What Caused the Deadly Iranian Earthquakes?
Straddling the seam between the Eurasian and Arabian tectonic plates, Iran has a history plagued with earthquakes
At 23:45 UT, 4:15 am local time Sunday morning, an incredibly shallow magnitude 6.4 earthquake hit just 58 kilometers from the city of Tabriz, Iran, and the homes of more than a million of people. That initial shock was followed by a magnitude 6.3 quake just 11 minutes later, and 20 aftershocks of magnitude 4 or above in the early half of this week.
The swarm has so far claimed the lives of 306 people, and as the Associated Press reports, the search for survivors has been called off. Photos from the region demonstrate the extent of the damage.
Straddling the seam between the Eurasian and Arabian tectonic plates, Iran’s history is plagued with earthquakes. Most notably in recent years is a magnitude 6.7 event in 2003 that flattened the city of Bam and killed at least 26,000. The most recent quake, however, “came as a surprise” says Earthquake Report, because the location was quite far off of the actual fault.

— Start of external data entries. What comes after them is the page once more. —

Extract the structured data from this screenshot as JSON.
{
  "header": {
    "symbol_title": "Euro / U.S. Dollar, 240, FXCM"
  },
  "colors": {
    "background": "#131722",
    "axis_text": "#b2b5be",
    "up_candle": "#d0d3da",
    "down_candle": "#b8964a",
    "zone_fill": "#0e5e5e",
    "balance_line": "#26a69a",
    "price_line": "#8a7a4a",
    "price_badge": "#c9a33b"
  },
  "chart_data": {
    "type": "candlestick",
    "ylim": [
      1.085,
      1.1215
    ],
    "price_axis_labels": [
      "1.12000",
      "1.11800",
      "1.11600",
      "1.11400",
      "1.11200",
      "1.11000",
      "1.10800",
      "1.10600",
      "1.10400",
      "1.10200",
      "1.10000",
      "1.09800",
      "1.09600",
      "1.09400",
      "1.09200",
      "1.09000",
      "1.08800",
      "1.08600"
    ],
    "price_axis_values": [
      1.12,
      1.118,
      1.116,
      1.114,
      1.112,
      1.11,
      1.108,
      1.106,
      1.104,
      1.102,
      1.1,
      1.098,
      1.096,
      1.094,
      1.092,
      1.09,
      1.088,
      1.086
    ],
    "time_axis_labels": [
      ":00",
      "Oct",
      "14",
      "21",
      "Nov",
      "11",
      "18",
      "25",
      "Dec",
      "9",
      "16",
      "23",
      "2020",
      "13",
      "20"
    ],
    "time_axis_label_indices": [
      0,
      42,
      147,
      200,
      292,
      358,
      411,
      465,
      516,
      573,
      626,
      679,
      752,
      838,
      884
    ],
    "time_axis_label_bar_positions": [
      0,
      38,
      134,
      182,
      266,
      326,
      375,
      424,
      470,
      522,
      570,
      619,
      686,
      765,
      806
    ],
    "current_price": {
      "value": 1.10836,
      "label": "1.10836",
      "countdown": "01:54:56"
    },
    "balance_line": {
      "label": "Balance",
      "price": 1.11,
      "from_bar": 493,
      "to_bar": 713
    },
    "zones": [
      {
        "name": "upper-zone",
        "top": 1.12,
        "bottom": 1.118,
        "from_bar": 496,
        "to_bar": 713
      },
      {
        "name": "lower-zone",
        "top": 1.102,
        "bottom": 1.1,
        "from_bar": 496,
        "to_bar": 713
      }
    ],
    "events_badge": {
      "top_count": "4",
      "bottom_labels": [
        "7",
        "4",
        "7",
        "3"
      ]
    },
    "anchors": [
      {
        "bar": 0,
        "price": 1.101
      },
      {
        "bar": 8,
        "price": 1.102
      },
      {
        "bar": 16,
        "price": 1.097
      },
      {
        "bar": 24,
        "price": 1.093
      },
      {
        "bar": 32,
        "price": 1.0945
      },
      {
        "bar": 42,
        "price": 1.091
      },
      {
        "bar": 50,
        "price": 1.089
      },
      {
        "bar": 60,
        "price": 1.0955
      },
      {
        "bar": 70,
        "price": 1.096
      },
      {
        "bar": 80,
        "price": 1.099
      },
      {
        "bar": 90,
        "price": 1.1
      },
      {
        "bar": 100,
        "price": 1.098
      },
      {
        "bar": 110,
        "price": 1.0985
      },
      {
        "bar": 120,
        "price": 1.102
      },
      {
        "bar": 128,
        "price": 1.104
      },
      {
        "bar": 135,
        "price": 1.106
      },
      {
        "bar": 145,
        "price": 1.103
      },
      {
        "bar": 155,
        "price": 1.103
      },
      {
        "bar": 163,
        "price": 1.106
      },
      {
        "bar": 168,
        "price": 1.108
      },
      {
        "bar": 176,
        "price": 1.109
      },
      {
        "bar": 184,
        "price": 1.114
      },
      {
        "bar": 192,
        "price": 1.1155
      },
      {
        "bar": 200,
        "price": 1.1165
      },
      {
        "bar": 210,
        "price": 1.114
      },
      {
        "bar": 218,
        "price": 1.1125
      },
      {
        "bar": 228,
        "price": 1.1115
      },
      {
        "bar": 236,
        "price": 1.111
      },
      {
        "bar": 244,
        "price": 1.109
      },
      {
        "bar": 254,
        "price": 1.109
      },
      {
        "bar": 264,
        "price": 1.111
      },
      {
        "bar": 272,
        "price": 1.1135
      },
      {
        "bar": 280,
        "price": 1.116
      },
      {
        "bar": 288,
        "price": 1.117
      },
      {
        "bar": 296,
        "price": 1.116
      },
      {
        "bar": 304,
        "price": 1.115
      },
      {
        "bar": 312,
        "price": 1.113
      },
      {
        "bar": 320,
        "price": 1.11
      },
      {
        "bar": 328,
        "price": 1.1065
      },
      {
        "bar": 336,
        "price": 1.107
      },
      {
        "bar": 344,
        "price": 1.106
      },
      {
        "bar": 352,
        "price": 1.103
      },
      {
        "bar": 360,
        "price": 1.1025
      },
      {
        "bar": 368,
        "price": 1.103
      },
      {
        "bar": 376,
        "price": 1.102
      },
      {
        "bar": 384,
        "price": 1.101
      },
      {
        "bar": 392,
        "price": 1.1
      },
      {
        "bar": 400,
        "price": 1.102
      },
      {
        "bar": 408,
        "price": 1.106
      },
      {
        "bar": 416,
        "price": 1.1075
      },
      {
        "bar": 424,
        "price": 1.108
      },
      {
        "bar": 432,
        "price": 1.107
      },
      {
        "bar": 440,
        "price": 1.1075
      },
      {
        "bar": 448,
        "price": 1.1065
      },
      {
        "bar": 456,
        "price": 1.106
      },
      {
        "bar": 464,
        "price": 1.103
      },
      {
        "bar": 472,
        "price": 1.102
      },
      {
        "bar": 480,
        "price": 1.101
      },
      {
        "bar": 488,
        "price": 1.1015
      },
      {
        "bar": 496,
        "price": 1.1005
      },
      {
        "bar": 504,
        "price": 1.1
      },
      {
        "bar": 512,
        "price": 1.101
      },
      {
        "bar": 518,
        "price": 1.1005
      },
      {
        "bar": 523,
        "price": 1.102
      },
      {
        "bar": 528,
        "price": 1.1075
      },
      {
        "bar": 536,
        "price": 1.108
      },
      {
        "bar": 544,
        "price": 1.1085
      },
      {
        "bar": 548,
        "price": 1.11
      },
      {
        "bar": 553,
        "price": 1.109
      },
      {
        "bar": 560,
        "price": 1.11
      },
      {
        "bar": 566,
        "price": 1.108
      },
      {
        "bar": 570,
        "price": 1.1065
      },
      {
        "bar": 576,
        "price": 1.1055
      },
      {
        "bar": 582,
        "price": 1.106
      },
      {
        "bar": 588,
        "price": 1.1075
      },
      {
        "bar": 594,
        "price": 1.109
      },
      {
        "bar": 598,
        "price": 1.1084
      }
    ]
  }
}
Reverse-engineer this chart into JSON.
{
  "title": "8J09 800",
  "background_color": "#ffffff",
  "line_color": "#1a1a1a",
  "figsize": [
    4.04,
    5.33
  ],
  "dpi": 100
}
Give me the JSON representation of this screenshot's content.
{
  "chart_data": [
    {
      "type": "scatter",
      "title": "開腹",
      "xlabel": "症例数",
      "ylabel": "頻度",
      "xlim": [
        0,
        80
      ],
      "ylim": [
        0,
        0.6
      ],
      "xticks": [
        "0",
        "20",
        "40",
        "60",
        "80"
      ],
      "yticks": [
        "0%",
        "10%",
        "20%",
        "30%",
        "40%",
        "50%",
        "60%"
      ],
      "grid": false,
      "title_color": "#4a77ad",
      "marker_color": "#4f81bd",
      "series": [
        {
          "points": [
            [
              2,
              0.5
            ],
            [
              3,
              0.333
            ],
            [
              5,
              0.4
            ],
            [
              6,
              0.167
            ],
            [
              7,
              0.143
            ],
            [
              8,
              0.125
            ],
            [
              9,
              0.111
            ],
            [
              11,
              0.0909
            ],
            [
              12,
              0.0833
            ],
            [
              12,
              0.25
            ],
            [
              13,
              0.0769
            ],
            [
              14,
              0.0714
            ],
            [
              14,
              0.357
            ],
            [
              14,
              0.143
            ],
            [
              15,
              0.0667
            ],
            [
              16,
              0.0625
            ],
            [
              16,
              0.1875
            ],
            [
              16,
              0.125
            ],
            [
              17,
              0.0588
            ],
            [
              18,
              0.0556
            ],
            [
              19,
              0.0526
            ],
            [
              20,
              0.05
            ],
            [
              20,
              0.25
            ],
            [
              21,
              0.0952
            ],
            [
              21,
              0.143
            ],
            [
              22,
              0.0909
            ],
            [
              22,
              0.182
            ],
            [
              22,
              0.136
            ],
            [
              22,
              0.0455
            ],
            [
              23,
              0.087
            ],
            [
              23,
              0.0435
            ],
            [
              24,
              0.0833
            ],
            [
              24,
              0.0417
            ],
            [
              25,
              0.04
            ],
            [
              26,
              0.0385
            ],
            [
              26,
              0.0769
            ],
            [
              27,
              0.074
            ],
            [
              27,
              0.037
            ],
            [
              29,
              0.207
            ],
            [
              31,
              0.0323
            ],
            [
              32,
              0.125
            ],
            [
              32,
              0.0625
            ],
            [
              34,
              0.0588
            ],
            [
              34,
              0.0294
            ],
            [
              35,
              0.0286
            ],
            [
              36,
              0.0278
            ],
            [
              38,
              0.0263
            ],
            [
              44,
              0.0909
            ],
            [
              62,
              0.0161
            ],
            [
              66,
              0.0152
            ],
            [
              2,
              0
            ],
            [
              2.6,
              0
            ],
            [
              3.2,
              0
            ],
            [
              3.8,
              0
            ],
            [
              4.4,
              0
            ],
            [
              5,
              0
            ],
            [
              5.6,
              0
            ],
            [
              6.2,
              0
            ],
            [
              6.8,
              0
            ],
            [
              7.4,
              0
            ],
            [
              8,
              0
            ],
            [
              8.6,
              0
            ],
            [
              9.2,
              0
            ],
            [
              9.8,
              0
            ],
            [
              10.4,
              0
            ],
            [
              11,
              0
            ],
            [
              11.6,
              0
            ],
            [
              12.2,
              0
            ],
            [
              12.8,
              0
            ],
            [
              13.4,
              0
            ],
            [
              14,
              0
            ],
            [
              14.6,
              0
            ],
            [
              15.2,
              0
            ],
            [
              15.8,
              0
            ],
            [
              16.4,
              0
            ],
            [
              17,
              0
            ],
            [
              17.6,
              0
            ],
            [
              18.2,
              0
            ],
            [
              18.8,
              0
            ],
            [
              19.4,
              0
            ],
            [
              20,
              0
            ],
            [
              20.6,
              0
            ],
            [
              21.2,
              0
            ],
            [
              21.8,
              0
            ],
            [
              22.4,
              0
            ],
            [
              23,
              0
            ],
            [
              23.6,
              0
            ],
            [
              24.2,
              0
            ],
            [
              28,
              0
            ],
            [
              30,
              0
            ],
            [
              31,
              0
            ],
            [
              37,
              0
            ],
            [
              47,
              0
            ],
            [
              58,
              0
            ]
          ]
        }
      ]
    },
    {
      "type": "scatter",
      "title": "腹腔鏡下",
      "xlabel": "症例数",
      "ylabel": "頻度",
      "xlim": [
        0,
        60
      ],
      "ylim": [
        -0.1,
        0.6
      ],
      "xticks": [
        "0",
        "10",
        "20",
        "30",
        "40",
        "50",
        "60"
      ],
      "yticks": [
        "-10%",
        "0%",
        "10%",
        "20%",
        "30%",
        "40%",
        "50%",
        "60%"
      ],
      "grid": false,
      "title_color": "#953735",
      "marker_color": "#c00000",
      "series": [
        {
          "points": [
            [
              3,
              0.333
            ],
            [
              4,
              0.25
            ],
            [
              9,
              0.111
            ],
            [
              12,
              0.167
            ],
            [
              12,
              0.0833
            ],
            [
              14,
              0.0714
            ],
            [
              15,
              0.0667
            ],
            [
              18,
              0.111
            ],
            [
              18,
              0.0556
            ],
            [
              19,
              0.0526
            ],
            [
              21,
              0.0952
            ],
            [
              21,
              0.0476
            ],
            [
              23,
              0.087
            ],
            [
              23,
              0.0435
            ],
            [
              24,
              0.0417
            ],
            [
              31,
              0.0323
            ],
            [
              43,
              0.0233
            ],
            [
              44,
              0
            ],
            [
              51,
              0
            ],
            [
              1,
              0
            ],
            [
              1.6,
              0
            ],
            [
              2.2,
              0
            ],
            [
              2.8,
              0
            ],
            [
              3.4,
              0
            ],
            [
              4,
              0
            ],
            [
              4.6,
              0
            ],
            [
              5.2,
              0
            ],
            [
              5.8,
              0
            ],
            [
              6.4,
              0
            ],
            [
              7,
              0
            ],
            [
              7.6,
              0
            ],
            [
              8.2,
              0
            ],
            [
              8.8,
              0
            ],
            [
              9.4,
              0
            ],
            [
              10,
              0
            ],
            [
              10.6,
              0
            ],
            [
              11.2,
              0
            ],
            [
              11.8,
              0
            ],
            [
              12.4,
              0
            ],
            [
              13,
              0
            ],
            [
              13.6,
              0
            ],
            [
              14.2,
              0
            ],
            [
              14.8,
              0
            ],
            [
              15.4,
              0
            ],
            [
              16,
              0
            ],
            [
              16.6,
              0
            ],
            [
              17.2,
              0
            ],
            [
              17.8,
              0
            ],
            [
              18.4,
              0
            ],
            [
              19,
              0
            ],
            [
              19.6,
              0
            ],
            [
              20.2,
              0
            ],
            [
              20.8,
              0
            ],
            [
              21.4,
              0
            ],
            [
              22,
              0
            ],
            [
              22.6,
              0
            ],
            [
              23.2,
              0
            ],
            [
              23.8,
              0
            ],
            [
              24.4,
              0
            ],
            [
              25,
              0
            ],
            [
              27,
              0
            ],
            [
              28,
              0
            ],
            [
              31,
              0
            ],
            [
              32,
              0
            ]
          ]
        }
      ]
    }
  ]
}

The August 11, 2012 M 6.4 and M 6.3 earthquakes in northwestern Iran occurred as a result of oblique strike-slip faulting in the shallow crust of the Eurasia plate, approximately 300 km east of the plate boundary between the Eurasia and Arabia plates.
Strike-slip earthquakes are when two pieces of Earth, with stress built up from grinding against each other for many years, suddenly slip in a side-by-side motion and travel in the “along strike” direction. The lurch sends waves traveling through the surrounding rocks which can cause the earth to jolt and roll at the surface. An earthquake that occurs away from a fault is known as an intraplate earthquake, as the rocks slipping past one another are both part of a single tectonic plate, rather than between two opposing plates. Intraplates earthquakes are usually smaller, and much rarer, than the interplate variety. Earthquake Report:
The two earthquakes are separated by just 10 km in an east-west direction. Focal mechanisms, describing the style of faulting for the earthquakes, suggest slip on either fault planes striking roughly east-west, or those striking roughly north-south. Because these earthquakes are intraplate events, away from the main plate boundary structures in the region, precise identification of the causative fault(s) is difficult at this time, though their offset suggest they may be associated with an east-west striking structure.
Despite an uneasy relationship between Iran and the United States fueled by the former’s quest to develop a nuclear program, the New York Times reports that those seeking to send aid to affected Iranians shouldn’t need to worry about political roadblocks.